Figure 6.. DPOAEs are present at high stimulus levels in some impaired mice and are modestly correlated with tonic displacement magnitudes.

(a) DPOAE amplitudes in WT, salsa, and Triobp mice for 85 dB SPL stimuli plotted as a function of the f₂ stimulus frequency (f₂/f₁ = 1.22). Data for all individual mice are overlaid and dotted portions of the curves indicate data not meeting the signal-to-noise criterion. (b) Absolute tonic OHC-DC displacement magnitudes plotted vs. DPOAE amplitudes for all salsa and Triobp mice. For each mouse, DPOAE amplitudes were averaged across f₂ frequencies falling within ± 1 kHz of the frequency that elicited maximum BM displacement. Spearman’s rank correlations (ρ) and R² values are provided, with significant correlations indicated by asterisks (* p < 0.05, ** p < 0.005, *** p < 0.0005). Dashed lines are linear fits. The physiological origin of the measured DPOAEs was confirmed by postmortem comparisons, as shown in Supplementary Fig. S7.

Figure 7.. Changes in the mechanotransducer function can account for the presence of tonic responses in the absence of significant nonlinear amplification.

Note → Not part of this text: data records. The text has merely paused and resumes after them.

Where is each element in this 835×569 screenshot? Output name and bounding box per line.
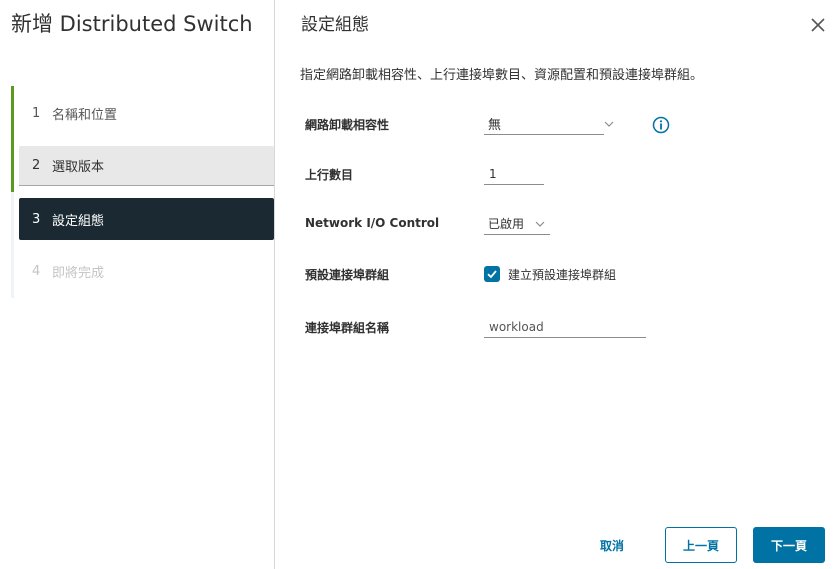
uplinks-label: 上行數目: [305, 168, 354, 182]
offload-compat-select[interactable]: 無: [484, 113, 614, 135]
wizard-sidebar: 新增 Distributed Switch 1 名稱和位置 2 選取版本 3 設…: [0, 0, 275, 569]
step-label: 名稱和位置: [52, 107, 118, 123]
chevron-down-icon: [535, 221, 545, 227]
steps-progress-bar: [11, 86, 14, 192]
default-portgroup-label: 預設連接埠群組: [305, 268, 390, 282]
page-description: 指定網路卸載相容性、上行連接埠數目、資源配置和預設連接埠群組。: [300, 68, 704, 83]
create-default-portgroup-checkbox[interactable]: [484, 266, 500, 282]
step-number: 2: [32, 158, 41, 173]
wizard-step-ready-to-complete: 4 即將完成: [19, 252, 274, 290]
wizard-step-select-version[interactable]: 2 選取版本: [19, 146, 274, 186]
step-number: 3: [32, 211, 41, 227]
close-icon: [811, 18, 825, 32]
portgroup-name-input[interactable]: workload: [484, 316, 646, 338]
step-label: 選取版本: [52, 160, 105, 175]
step-label: 即將完成: [52, 265, 105, 281]
step-number: 4: [32, 263, 41, 279]
info-icon[interactable]: [652, 116, 670, 134]
offload-compat-label: 網路卸載相容性: [305, 118, 390, 132]
create-default-portgroup-label: 建立預設連接埠群組: [508, 268, 617, 282]
nioc-value: 已啟用: [488, 217, 525, 231]
portgroup-name-label: 連接埠群組名稱: [305, 321, 390, 335]
uplinks-input[interactable]: 1: [484, 163, 544, 185]
back-button[interactable]: 上一頁: [665, 527, 737, 563]
wizard-title: 新增 Distributed Switch: [11, 12, 253, 36]
step-number: 1: [32, 105, 41, 121]
check-icon: [487, 270, 497, 279]
cancel-button[interactable]: 取消: [583, 527, 641, 563]
offload-compat-value: 無: [488, 118, 502, 133]
wizard-step-name-location[interactable]: 1 名稱和位置: [19, 94, 274, 132]
nioc-label: Network I/O Control: [305, 216, 440, 230]
next-button[interactable]: 下一頁: [753, 527, 825, 563]
wizard-step-configure-settings[interactable]: 3 設定組態: [19, 198, 274, 240]
step-label: 設定組態: [52, 213, 105, 229]
close-button[interactable]: [807, 14, 829, 36]
nioc-select[interactable]: 已啟用: [484, 213, 550, 235]
page-title: 設定組態: [301, 15, 369, 35]
chevron-down-icon: [604, 121, 614, 127]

(a) Boltzmann functions used to represent the relationship between OHC stereociliary bundle displacement and mechanotransduction current in WT, salsa, and Triobp mice. Waveforms are shown for a 5 kHz, 30 nm input and the corresponding outputs for each strain. Tonic components in the output waveforms are shown with gray curves. For all mice, the Boltzmann slope parameter a was 0.17 nm⁻¹. In WT, salsa, and Triobp mice, respectively, the maximum current ($I_{\mathrm{m}\mathrm{a}\mathrm{x}}$) was 1, 0.16, and 0.4 and the operating point (x₀) was 3.8, 18, and 19 nm. Active OHC region displacements were approximated by low-pass filtering the Boltzmann output and scaling by a factor of 125. To model the total OHC region displacement, the active response waveforms were summed with an estimate of the passive displacement, which was taken as the underlying BM displacement (i.e., the Boltzmann’s input) scaled by a factor of 0.56. (b) Average phasic and tonic displacements of the OHC-DC junction for 5 kHz tones varied in level (symbols) compared with modeled displacements (lines) in WT, salsa, and Triobp mice. Averages only include data meeting the signal-to-noise criterion from mice with tonic responses greater than 1.5 nm at 90 dB SPL and with BM displacements obtained in 5 dB steps over the same range of stimulus levels. Averages are shown when such clean data were obtained in at least 60% of mice. Responses from all individual mice, including those not meeting the above criteria, are shown in Supplementary Fig. S8. Dashed lines indicate linear growth.